Неужели Петрарка совсем остыл к великим социальным проектам своего времени? Еще Данте ими жил  [ 21 ]  . Тесная община граждан города-республики («отечества»), несмотря на все недоразумения и промахи, дышала конкретной утопией, жила сознанием своей творимой судьбы. О надрыве духа городской коммуны можно говорить только начиная с Макиавелли. Петрарковская политическая риторика недвусмысленно выдает его принадлежность к эпохе крестовых походов, Франциска Ассизского, Иоахима Флорского, Сегарелли и Дольчино, времени хилиастических ожиданий и невероятных предприятий вроде восстановления республиканского Рима или поисков западного пути в Индию, куда в мае 1291 г. отправились из Генуи через Атлантику Уголино и Вадино Вивальди. В сонете 27 II successor di Carlo Петрарка ожидает от крестового похода, объявленного в 1333 г.

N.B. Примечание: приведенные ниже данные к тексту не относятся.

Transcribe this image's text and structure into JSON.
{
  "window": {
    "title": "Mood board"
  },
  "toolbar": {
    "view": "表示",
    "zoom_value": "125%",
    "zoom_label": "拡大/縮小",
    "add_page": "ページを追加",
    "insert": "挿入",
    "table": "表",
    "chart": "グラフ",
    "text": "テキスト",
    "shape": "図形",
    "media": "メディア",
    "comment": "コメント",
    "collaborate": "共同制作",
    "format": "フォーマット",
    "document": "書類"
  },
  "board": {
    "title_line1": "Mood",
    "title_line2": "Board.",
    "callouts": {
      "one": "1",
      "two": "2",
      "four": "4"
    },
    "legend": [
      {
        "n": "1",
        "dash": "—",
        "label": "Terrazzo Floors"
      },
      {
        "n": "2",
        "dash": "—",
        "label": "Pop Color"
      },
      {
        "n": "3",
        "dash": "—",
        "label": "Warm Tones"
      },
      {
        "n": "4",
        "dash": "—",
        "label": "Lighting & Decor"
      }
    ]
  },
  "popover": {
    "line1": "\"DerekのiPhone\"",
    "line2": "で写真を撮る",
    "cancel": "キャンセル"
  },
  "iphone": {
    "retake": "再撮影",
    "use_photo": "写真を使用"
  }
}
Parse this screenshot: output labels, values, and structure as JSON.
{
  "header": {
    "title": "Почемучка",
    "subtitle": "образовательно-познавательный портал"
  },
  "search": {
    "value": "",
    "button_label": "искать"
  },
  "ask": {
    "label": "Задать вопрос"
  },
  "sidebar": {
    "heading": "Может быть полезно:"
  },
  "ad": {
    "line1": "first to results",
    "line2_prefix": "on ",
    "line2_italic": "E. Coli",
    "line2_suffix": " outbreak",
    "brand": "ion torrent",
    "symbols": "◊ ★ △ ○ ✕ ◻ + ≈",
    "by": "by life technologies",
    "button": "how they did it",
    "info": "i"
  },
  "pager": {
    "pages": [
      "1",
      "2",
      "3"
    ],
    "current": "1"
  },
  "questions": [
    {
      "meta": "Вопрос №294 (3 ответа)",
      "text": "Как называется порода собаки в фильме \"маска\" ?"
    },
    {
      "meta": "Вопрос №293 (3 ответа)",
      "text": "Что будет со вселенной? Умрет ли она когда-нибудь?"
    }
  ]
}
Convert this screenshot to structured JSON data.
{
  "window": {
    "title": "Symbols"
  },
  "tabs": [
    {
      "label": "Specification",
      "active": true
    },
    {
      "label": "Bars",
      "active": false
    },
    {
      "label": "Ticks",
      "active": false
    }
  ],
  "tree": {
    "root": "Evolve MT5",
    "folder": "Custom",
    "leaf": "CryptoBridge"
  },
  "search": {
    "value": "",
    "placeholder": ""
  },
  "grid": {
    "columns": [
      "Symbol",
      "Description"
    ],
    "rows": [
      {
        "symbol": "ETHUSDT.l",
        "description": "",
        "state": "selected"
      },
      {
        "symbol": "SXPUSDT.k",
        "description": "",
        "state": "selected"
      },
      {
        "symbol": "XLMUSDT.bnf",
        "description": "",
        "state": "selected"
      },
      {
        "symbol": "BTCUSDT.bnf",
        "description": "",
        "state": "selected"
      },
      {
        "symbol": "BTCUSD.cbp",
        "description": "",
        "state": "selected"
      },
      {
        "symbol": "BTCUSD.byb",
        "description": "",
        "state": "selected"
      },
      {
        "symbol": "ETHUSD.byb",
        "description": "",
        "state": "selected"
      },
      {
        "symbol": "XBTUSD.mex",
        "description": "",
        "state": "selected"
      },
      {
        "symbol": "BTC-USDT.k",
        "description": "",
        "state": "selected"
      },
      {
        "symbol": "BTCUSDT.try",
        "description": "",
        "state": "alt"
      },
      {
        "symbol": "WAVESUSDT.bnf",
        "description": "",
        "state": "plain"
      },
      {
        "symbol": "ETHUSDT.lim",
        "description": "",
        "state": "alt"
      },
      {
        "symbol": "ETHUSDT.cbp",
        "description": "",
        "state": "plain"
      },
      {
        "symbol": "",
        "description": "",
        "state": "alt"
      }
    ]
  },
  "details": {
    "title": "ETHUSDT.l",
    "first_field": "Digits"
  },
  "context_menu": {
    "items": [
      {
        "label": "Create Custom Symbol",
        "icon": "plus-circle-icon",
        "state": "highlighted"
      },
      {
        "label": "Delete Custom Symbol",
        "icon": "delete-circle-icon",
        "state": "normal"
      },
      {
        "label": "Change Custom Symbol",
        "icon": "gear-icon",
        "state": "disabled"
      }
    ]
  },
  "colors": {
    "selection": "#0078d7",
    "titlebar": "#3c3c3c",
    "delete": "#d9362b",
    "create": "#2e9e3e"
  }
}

Филиппом VI Валуа, «сокрушения рога Вавилона», возвращения «наместника Христова» в «свое гнездо», победы «смиренной и благородной агницы» (жены Филиппа Агнесы) над «свирепыми волками»; крестоносцы для него препоясываются мечом непосредственно за Иисуса! В сонете 137 L’avara Babilonia Петрарка чувствует конец божьего терпения и наступление апокалиптических времен, ожидает суда над мирской гордыней и торжества золотого века:

Прекрасных душ и доблестных владеньем
Мир станет; весь златым его увидим
И древними деяниями полным.


В нём уживались политический реализм, сознание неотвратимого распада Италии, необратимого декаданса церкви как организующего начала вселенской жизни, догадка о безнадежности попыток земного устроения  [ 22 ]   — и эсхатологический энтузиазм, чувство вот-вот настающего преображения мира, жажда всеобщей и скорой перемены. Только ждет он ее не там, где ждал Данте. Начинания Петрарки — во что бы то ни стало возродить традицию поэтического венчания на Капитолийском холме в Риме, восстановить латынь классической эпохи, вергилианский эпос, эпистолярный стиль Цицерона и Сенеки  [ 23 ]   — несут в себе энергию коммунального и христианского утопизма, безоглядной настойчивостью напоминают предприятия Франциска Ассизского и невообразимы вне духовного накала конца итальянских Средних веков, но, в отличие от Данте, Петрарка расстается со своим миром, размыкает пределы города-коммуны и на просторе, где уже «не сталкивается ни с законами государства, ни с канонами церковной власти» (Джентиле), создает «литературную республику», «государство словесности».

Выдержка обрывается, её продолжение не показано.